The resets, which districts can currently request from the state education department if they meet certain criteria that show they’ve undergone dramatic changes, wipe out previous test scores and other student performance data to give schools a fresh start. The reset schools are considered new schools with new state ID numbers.

The state determined a reset was necessary for IPS’ four remaining high schools because of the effects of decisions last year to close three campuses, shuffle staff, and create a new system a new system for students to choose their schools. Each school will start over with state letter grades in 2019.

But Behning and other lawmakers were skeptical that such changes merited starting over with accountability, and they were concerned that the process could occur without state board of education scrutiny. If passed into law, the bill would require the state board to approve future requests for accountability resets.
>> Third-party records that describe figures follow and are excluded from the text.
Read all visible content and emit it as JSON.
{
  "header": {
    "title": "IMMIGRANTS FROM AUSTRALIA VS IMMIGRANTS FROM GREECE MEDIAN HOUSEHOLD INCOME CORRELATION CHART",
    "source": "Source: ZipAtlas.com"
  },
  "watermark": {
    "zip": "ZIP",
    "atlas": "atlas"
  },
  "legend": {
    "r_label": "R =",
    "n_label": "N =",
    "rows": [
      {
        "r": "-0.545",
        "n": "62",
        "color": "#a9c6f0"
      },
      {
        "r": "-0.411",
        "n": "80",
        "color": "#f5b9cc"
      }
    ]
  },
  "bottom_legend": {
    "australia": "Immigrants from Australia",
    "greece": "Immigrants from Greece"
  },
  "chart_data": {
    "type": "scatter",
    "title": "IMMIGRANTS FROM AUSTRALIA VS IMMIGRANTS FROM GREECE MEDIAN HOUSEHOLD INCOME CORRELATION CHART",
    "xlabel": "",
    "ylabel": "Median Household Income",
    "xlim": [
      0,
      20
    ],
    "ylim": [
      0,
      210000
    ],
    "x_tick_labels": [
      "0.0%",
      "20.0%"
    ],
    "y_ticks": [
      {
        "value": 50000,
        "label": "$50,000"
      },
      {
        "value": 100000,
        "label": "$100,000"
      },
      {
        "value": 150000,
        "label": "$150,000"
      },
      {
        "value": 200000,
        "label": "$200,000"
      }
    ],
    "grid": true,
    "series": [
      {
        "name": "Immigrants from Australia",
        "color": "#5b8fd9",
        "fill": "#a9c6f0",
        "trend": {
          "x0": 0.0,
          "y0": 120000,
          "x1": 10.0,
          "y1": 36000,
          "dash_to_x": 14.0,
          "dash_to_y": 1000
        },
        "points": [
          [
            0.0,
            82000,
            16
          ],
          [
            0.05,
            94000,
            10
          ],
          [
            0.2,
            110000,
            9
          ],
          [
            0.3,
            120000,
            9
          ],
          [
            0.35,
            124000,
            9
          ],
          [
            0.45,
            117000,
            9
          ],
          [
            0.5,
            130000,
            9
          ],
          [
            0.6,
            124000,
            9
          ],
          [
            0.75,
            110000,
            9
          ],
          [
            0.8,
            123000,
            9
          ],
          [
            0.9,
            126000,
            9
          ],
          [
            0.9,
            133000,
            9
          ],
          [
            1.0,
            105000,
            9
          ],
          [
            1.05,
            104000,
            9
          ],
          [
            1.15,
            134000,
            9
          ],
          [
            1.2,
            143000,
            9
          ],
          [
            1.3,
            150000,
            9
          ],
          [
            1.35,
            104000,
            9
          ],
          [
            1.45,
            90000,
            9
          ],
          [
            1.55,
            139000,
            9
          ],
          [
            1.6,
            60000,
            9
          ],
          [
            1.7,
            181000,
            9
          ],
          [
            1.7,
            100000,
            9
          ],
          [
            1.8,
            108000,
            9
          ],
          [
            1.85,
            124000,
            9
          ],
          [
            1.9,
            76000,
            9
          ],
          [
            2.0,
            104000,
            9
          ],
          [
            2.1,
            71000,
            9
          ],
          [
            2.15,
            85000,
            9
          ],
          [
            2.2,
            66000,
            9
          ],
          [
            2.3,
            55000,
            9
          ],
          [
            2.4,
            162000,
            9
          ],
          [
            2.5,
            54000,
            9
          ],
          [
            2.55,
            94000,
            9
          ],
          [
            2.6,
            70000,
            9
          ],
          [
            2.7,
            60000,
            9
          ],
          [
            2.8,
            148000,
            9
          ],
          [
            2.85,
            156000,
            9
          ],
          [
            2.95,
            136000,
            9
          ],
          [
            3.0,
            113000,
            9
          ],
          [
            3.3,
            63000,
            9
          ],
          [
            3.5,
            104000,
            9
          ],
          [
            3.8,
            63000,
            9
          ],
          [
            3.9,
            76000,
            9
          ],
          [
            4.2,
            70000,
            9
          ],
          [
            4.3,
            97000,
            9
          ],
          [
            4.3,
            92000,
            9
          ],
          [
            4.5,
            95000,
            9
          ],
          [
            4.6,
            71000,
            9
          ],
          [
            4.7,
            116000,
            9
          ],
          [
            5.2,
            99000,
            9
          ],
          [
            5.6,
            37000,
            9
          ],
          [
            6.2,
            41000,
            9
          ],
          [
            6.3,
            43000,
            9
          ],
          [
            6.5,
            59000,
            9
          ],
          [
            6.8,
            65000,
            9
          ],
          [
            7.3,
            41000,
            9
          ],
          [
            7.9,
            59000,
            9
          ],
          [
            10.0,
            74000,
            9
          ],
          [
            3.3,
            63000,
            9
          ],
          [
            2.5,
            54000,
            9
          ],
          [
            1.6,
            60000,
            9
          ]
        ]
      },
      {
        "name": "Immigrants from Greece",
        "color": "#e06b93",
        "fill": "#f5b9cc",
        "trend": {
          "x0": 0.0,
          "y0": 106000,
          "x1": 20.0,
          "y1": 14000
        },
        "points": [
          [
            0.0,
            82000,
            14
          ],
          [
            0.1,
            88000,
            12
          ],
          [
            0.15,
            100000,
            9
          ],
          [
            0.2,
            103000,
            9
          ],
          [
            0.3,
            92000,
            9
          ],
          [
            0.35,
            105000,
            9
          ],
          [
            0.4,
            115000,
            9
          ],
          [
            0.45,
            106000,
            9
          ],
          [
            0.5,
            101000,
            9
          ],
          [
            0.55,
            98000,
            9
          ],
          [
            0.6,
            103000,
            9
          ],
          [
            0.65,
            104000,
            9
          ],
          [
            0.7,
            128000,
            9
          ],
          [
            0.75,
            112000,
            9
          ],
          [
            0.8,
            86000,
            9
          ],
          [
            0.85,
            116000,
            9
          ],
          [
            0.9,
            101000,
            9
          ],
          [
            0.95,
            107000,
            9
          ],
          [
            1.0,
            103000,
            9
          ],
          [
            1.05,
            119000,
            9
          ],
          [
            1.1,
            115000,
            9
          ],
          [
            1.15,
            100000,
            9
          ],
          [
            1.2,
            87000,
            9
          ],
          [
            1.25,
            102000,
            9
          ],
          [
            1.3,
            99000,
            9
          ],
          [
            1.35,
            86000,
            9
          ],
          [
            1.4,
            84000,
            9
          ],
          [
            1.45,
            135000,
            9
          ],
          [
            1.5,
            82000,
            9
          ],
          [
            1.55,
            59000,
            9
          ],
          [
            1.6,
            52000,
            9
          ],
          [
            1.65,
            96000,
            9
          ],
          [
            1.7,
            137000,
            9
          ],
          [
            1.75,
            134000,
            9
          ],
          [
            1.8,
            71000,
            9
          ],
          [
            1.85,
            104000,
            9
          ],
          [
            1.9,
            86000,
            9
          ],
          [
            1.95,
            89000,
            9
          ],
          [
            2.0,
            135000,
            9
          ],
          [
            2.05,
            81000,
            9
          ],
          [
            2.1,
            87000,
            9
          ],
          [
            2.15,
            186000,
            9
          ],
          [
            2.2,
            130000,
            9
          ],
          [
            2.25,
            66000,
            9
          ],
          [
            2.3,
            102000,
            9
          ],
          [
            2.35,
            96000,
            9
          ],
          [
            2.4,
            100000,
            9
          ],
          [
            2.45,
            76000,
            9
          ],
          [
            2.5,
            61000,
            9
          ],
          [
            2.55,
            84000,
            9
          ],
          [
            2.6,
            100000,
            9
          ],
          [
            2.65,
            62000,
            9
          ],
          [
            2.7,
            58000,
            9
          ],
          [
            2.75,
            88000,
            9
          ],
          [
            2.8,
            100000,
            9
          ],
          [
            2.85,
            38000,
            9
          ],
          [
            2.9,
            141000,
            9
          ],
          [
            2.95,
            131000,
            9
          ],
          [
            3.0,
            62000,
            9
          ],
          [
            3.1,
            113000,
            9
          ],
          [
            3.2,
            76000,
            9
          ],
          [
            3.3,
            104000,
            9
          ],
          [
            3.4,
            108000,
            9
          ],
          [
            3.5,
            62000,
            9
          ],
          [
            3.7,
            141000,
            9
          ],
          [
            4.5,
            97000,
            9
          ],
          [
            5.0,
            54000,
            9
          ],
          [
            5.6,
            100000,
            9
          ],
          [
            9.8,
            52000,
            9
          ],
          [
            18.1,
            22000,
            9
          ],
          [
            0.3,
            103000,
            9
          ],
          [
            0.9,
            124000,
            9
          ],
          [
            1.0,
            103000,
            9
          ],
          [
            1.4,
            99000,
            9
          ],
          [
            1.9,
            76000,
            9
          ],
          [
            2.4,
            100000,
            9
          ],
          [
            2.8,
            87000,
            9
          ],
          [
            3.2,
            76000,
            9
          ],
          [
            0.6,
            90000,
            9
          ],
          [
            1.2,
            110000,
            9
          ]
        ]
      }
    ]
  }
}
A state board staff member testified in favor of the change. The state education department did not offer comments to the committee.

Rep. Vernon Smith, a Democrat from Gary, said he didn’t like the fact that a reset could erase a school’s data, adding that he had concerns about “the transparency of a school corporation getting a new number.”

The amended bill wouldn’t remove the reset for IPS high schools, but by eliminating the growth-only grades, it would get rid of some of the incentive for districts to ask for a reset to begin with. Under current law, reset schools are considered new and qualify for growth-only grades. But the bill would require that reset schools be judged on the state’s usual scale, taking into account both test scores and test score improvement — and possibly leading to lower-than-anticipated state grades.

The amended bill would still offer a grading grace period to schools opening for the first time: New charter schools would be able to ask the state to give them no grade — known as a “null” grade — for their first three years, but schools’ test score performance and test score growth data would still be published online. Behning said he didn’t include district schools in the null-grade measure because they haven’t frequently opened new schools, but he said he’d be open to an amendment.

The bill next heads to the full House for a vote.